Nueva realidad. Se necesitan mayores reformas legislativas y más eficaces que las puestas en marcha, como demuestra el fracaso de Lexnet. No existe cultura de innovación, ni cultura de desarrollo, y por ello se requiere mayor inversión por parte de la abogacía institucional o global en investigar los problemas jurídicos-sociológicos que surgen en la nueva era digital, para poder identificar, a posteriori, el problema y en consecuencia legislar. Vivimos en un mundo digital, donde la seguridad jurídica debe garantizarse y, para ello, debemos empezar a tomarlo en serio. 

Despolitizar. ¿Cómo despolitizar el Consejo General del Poder Judicial (CGPJ)? ¿Cómo solucionar el modelo presidencialista que ha adoptado Ruiz-Gallardón? Todos los vocales son elegidos por las cámaras, previo pacto de las principales fuerzas políticas; el Gobierno se ha reservado la mayoría en la institución , de ahí que se perciba el CGPJ como un órgano altamente politizado. En la actualidad, todas las asociaciones judiciales reclaman que sean los propios jueces quienes elijan a los doce vocales de procedencia judicial.

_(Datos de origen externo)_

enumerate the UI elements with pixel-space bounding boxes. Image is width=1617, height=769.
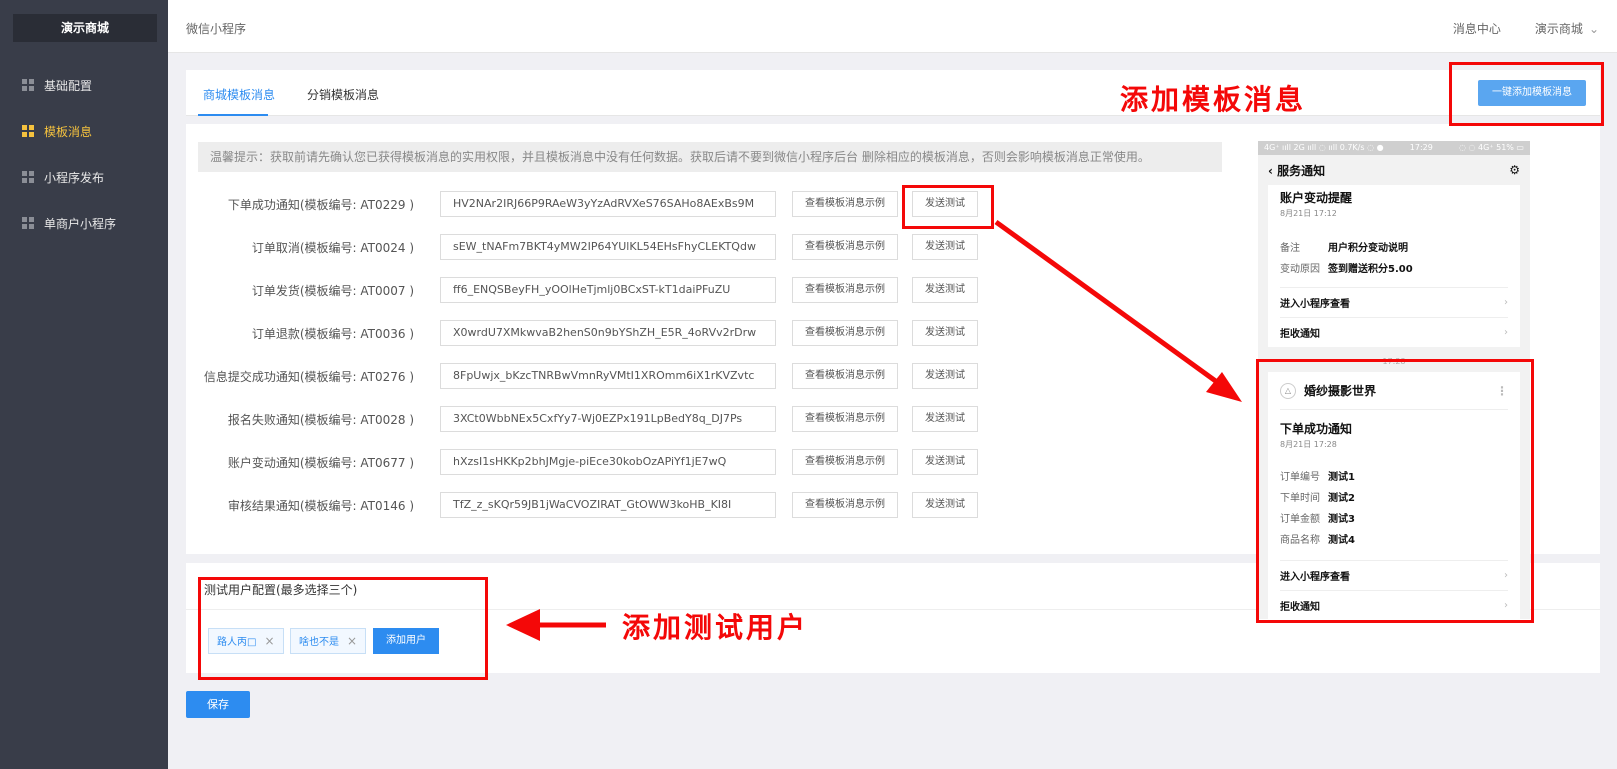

Leyes a medias. Por ejemplo, ¿se está cumpliendo la Ley Integral contra la Violencia de Género? ¿Hay un compromiso real por parte del Gobierno? Sigue vigente y las medidas judiciales, penales y civiles, lógicamente, se siguen aplicando. Pero la ley integral va más allá y contempla medidas preventivas, de carácter social, educativo o laboral, que son tanto o más importantes que la respuesta penal para luchar contra esta lacra. Este tipo de medidas requiere de una inversión importante y es ahí donde la aplicación de la ley está fallando, pues el presupuesto en la materia se ha visto reducido de forma considerable en los últimos años.

Paro y precariedad. La tasa de desempleo y la precariedad de los recién licenciados en Derecho, como tantos jóvenes españoles; la situación precaria de los abogados de oficio y un largo etcétera, son asuntos que deben ser abordados cuanto antes.

La justicia siempre ha sido la asignatura pendiente en los Presupuestos Generales del Estado de todos los gobiernos, ya que ni restaba ni contaba puntos. Y no se ha tenido en cuenta que ocupa un lugar bastante importante dentro de lo que exige un Estado de Derecho democrático sólido. En definitiva, debemos buscar el meeting point en el que consigamos un Pacto con todos los operadores jurídicos y sociales.   Como decía Banki-Moon, “una nación segura da voz a los ciudadanos”.